Tokyo 2020: BMX Freestyle cements extreme sports' Olympic arrival
Updated 15:05, 03-Aug-2021
Daniel Williams

Tokyo 2020 has welcomed a host of new events, many aimed at a younger demographic. Skateboarding and surfing both enjoyed successful debuts at the Olympic Games, capturing the imagination with some spectacular competition and incredible visuals. 

BMX Racing was introduced at the Beijing Olympics in 2008 and has grown in strength and popularity since then, gaining respectability along the way. BMX freestyle made its debut in Tokyo and looks set to stay. 

Team Great Britain's Charlotte Worthington won gold in the women's event. Just three years ago, Worthington was working full time at a Mexican restaurant near Manchester in England. She received UK lottery funding once BMX freestyle was brought into the Olympic fold. She is now celebrating becoming the first-ever Olympic champion in BMX women's freestyle. 

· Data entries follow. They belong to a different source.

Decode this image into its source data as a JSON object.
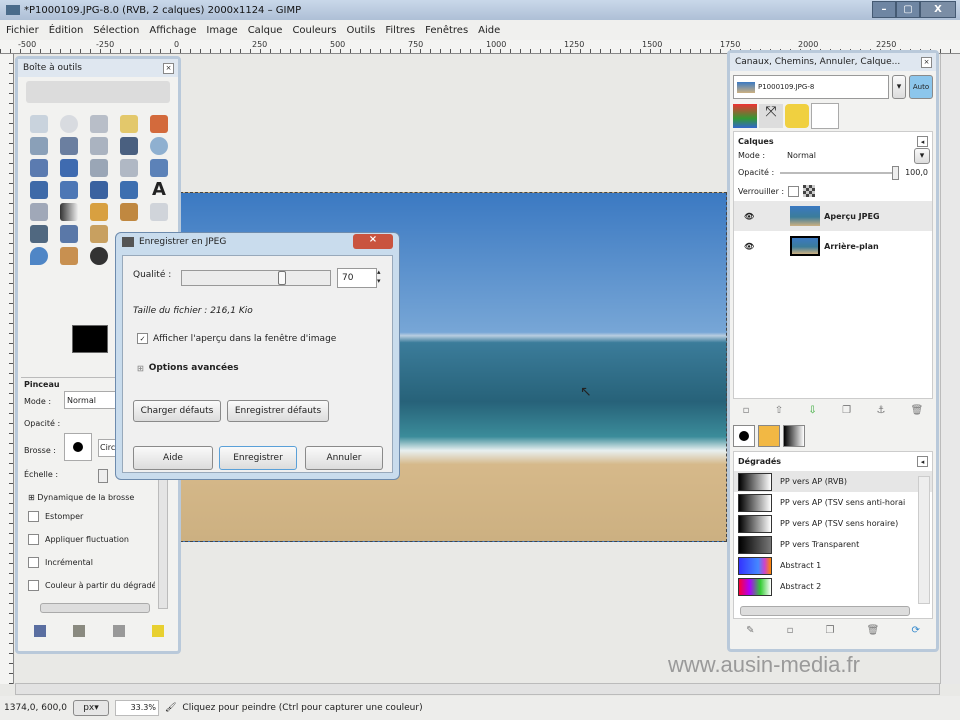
{
  "window": {
    "title": "*P1000109.JPG-8.0 (RVB, 2 calques) 2000x1124 – GIMP",
    "minimize": "–",
    "maximize": "▢",
    "close": "X"
  },
  "menu": [
    "Fichier",
    "Édition",
    "Sélection",
    "Affichage",
    "Image",
    "Calque",
    "Couleurs",
    "Outils",
    "Filtres",
    "Fenêtres",
    "Aide"
  ],
  "ruler": [
    "-500",
    "-250",
    "0",
    "250",
    "500",
    "750",
    "1000",
    "1250",
    "1500",
    "1750",
    "2000",
    "2250"
  ],
  "toolbox": {
    "title": "Boîte à outils",
    "options_title": "Pinceau",
    "mode_label": "Mode :",
    "mode_value": "Normal",
    "opacity_label": "Opacité :",
    "brush_label": "Brosse :",
    "brush_value": "Circle",
    "scale_label": "Échelle :",
    "dynamics": "Dynamique de la brosse",
    "checks": [
      "Estomper",
      "Appliquer fluctuation",
      "Incrémental",
      "Couleur à partir du dégradé"
    ]
  },
  "dialog": {
    "title": "Enregistrer en JPEG",
    "quality_label": "Qualité :",
    "quality_value": "70",
    "quality": 70,
    "filesize": "Taille du fichier : 216,1 Kio",
    "preview_label": "Afficher l'aperçu dans la fenêtre d'image",
    "preview_checked": true,
    "advanced": "Options avancées",
    "load_defaults": "Charger défauts",
    "save_defaults": "Enregistrer défauts",
    "help": "Aide",
    "save": "Enregistrer",
    "cancel": "Annuler"
  },
  "dock": {
    "title": "Canaux, Chemins, Annuler, Calque...",
    "image_name": "P1000109.JPG-8",
    "auto": "Auto",
    "layers_title": "Calques",
    "mode_label": "Mode :",
    "mode_value": "Normal",
    "opacity_label": "Opacité :",
    "opacity_value": "100,0",
    "lock_label": "Verrouiller :",
    "layers": [
      "Aperçu JPEG",
      "Arrière-plan"
    ],
    "gradients_title": "Dégradés",
    "gradients": [
      "PP vers AP (RVB)",
      "PP vers AP (TSV sens anti-horaire)",
      "PP vers AP (TSV sens horaire)",
      "PP vers Transparent",
      "Abstract 1",
      "Abstract 2"
    ]
  },
  "status": {
    "coords": "1374,0, 600,0",
    "unit": "px",
    "zoom": "33.3%",
    "message": "Cliquez pour peindre (Ctrl pour capturer une couleur)"
  },
  "watermark": "www.ausin-media.fr"
}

"BMX in the Olympics was never a goal from day one. I found out about it in 2018. So I kind of fell into doing that. It meant I could quit my job which was working full time in a kitchen," Worthington said.

Team Great Britain's Charlotte Worthington tells CGTN that Olympic inclusion will bring further recognition to the sport. /CGTN

Team Great Britain's Charlotte Worthington tells CGTN that Olympic inclusion will bring further recognition to the sport. /CGTN

The journey to the top was not straightforward for Worthington, who also has endured her fair share of injuries. 

"It was actually only four weeks ago that I dislocated my shoulder. So, there were a lot of tough days. But to get here and get this was all worth it," she said.

Worthington's success was built on a 360-degree backflip. She fell on her first attempt, but landed on the second. It's the first time a woman has successfully completed the maneuver in a competition. 

She added "going into this, I set my sights on gold, and I knew that I had to do something special. It is very easy in BMX to back down from things. It is a very scary sport. But by the second run, I was thinking I have got to give myself a chance to do this. And as soon as I did that, and I got out of my own way, it just happened." 

Great Britain has enjoyed an immensely successful BMX campaign. A British athlete even won medals in all four BMX events. And that's likely to spur more interest in the sport both at home and globally.

"I think it will be showing extreme sports in a new light. There is definitely a stigma attached to them. And I think we are just proving that wrong. We are athletes in the same way Usain Bolt is an athlete. We work as hard. We sacrifice as hard. And then we reap the rewards," said Worthington.  

It has been a fast turn around for Worthington, swapping a restaurant kitchen for the Olympic stage. But it's a recipe that others will be looking to emulate.